Christophe Ettori

Personal information
- Date of birth: 14 December 1977 (age 48)
- Place of birth: Ajaccio, France
- Position: Midfielder

Senior career*
- Years: Team / Apps / (Gls)
- 1998–2001: Cannes / 63 / (4)
- 2001–2002: Gueugnon / 26 / (1)
- 2002–2003: Ionikos
- 2003: Gazélec Ajaccio
- 2003–2004: Créteil / 39 / (3)
- 2004–2005: AEK Larnaca
- 2005–2007: Toulon
- 2007–2009: Gazélec Ajaccio

= Christophe Ettori =

French footballer (born 1977)

Christophe Ettori (born 14 December 1977) is a French former professional footballer who played as a midfielder.

==Early life==

As a youth player, Ettori joined the youth academy of French side Toulouse, before being promoted to the club's reserve team.

==Playing career==

Ettori started his senior club career with French side Cannes, before playing for Gueugnon, Greek side Ionikos, Gazélec Ajaccio, Créteil, and Cypriot side AEK Larnaca after receiving interest from a Chinese side. While playing for AEK Larnaca, he was arrested and spent a week in prison in Cyprus.
In total, he made 116 appearances in the French Ligue 2 during his playing career.

==Style of play==

Ettori mainly operated as a midfielder.

==Post-playing career==

After retiring from professional football, Ettori worked as the sporting director of French side Gazélec Ajaccio. A few years into his tenure as Gazélec Ajaccio sporting director, he was known for his passionate yet calm temperament.

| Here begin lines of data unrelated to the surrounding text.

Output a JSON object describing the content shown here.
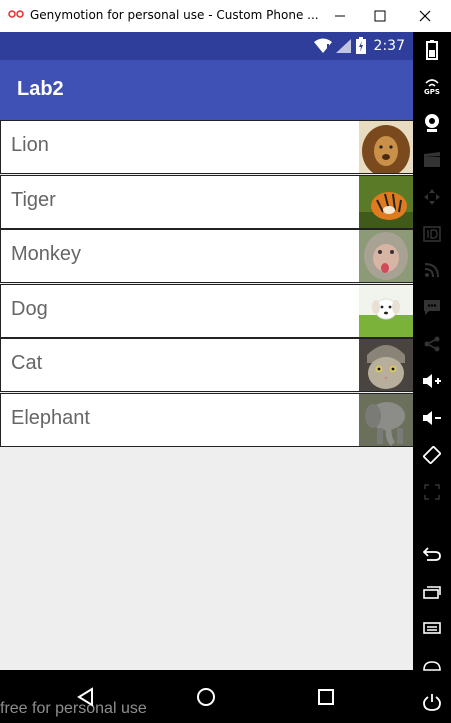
{
  "window": {
    "title": "Genymotion for personal use - Custom Phone ..."
  },
  "statusbar": {
    "time": "2:37"
  },
  "app": {
    "title": "Lab2"
  },
  "animals": [
    {
      "label": "Lion"
    },
    {
      "label": "Tiger"
    },
    {
      "label": "Monkey"
    },
    {
      "label": "Dog"
    },
    {
      "label": "Cat"
    },
    {
      "label": "Elephant"
    }
  ],
  "toolbar": {
    "gps_label": "GPS"
  },
  "watermark": "free for personal use",
  "colors": {
    "statusbar": "#2e3e9a",
    "appbar": "#3f51b5",
    "background": "#eeeeee"
  }
}
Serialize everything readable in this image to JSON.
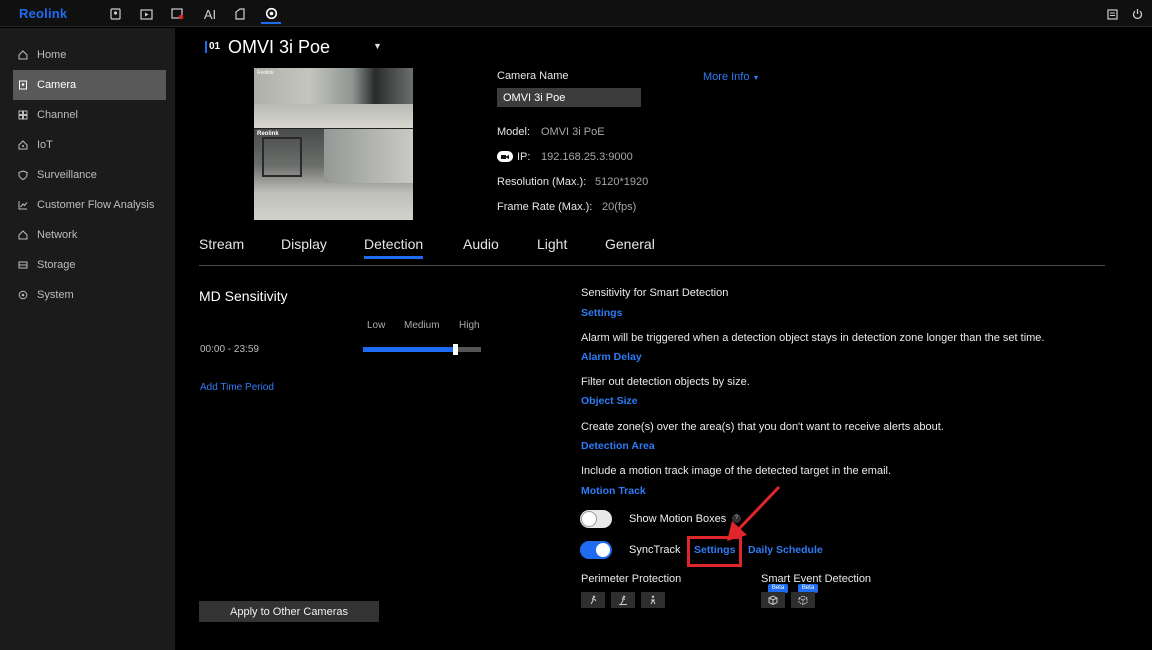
{
  "brand": {
    "logo": "Reolink"
  },
  "topbar": {
    "icons": [
      "camera-view-icon",
      "playback-icon",
      "alarm-icon",
      "ai-icon",
      "clip-icon",
      "settings-icon",
      "message-icon",
      "power-icon"
    ],
    "ai_label": "AI",
    "active": "settings-icon"
  },
  "sidebar": {
    "items": [
      {
        "label": "Home",
        "icon": "home-icon",
        "active": false
      },
      {
        "label": "Camera",
        "icon": "camera-icon",
        "active": true
      },
      {
        "label": "Channel",
        "icon": "channel-icon",
        "active": false
      },
      {
        "label": "IoT",
        "icon": "iot-icon",
        "active": false
      },
      {
        "label": "Surveillance",
        "icon": "shield-icon",
        "active": false
      },
      {
        "label": "Customer Flow Analysis",
        "icon": "chart-icon",
        "active": false
      },
      {
        "label": "Network",
        "icon": "network-icon",
        "active": false
      },
      {
        "label": "Storage",
        "icon": "storage-icon",
        "active": false
      },
      {
        "label": "System",
        "icon": "system-icon",
        "active": false
      }
    ]
  },
  "camera": {
    "channel": "01",
    "title": "OMVI 3i Poe",
    "name_label": "Camera Name",
    "name_value": "OMVI 3i Poe",
    "more_info": "More Info",
    "model_label": "Model:",
    "model_value": "OMVI 3i PoE",
    "ip_label": "IP:",
    "ip_value": "192.168.25.3:9000",
    "resolution_label": "Resolution (Max.):",
    "resolution_value": "5120*1920",
    "framerate_label": "Frame Rate (Max.):",
    "framerate_value": "20(fps)",
    "preview_brand_top": "Reolink",
    "preview_brand_bottom": "Reolink"
  },
  "tabs": [
    {
      "label": "Stream",
      "active": false
    },
    {
      "label": "Display",
      "active": false
    },
    {
      "label": "Detection",
      "active": true
    },
    {
      "label": "Audio",
      "active": false
    },
    {
      "label": "Light",
      "active": false
    },
    {
      "label": "General",
      "active": false
    }
  ],
  "md": {
    "title": "MD Sensitivity",
    "levels": [
      "Low",
      "Medium",
      "High"
    ],
    "time_range": "00:00 - 23:59",
    "sensitivity_fraction": 0.8,
    "add_period": "Add Time Period",
    "apply": "Apply to Other Cameras"
  },
  "detection": {
    "smart_title": "Sensitivity for Smart Detection",
    "smart_link": "Settings",
    "alarm_desc": "Alarm will be triggered when a detection object stays in detection zone longer than the set time.",
    "alarm_link": "Alarm Delay",
    "size_desc": "Filter out detection objects by size.",
    "size_link": "Object Size",
    "zone_desc": "Create zone(s) over the area(s) that you don't want to receive alerts about.",
    "zone_link": "Detection Area",
    "track_desc": "Include a motion track image of the detected target in the email.",
    "track_link": "Motion Track",
    "motion_boxes_label": "Show Motion Boxes",
    "motion_boxes_on": false,
    "help": "?",
    "synctrack_label": "SyncTrack",
    "synctrack_on": true,
    "synctrack_settings": "Settings",
    "daily_schedule": "Daily Schedule",
    "perimeter_label": "Perimeter Protection",
    "smart_event_label": "Smart Event Detection",
    "beta": "Beta"
  },
  "colors": {
    "accent": "#1e6cf2",
    "highlight": "#e0252b",
    "sidebar_active": "#595959"
  }
}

Besides serving as sporting director, he also served as president of Gazélec Ajaccio, and was regarded by some as the "pillar of the club". In 2012, he helped the club achieve promotion from the French third tier to the French Ligue 2 . In 2015, he helped them achieve promotion from the French second tier to the French Ligue 1. In 2021, he was arrested as part of a money laundering investigation.

==Personal life==

Ettori has been married and has two children. He is the brother of Mickaël Ettori, a member of Corsican criminal organization Gang du Petit Bar.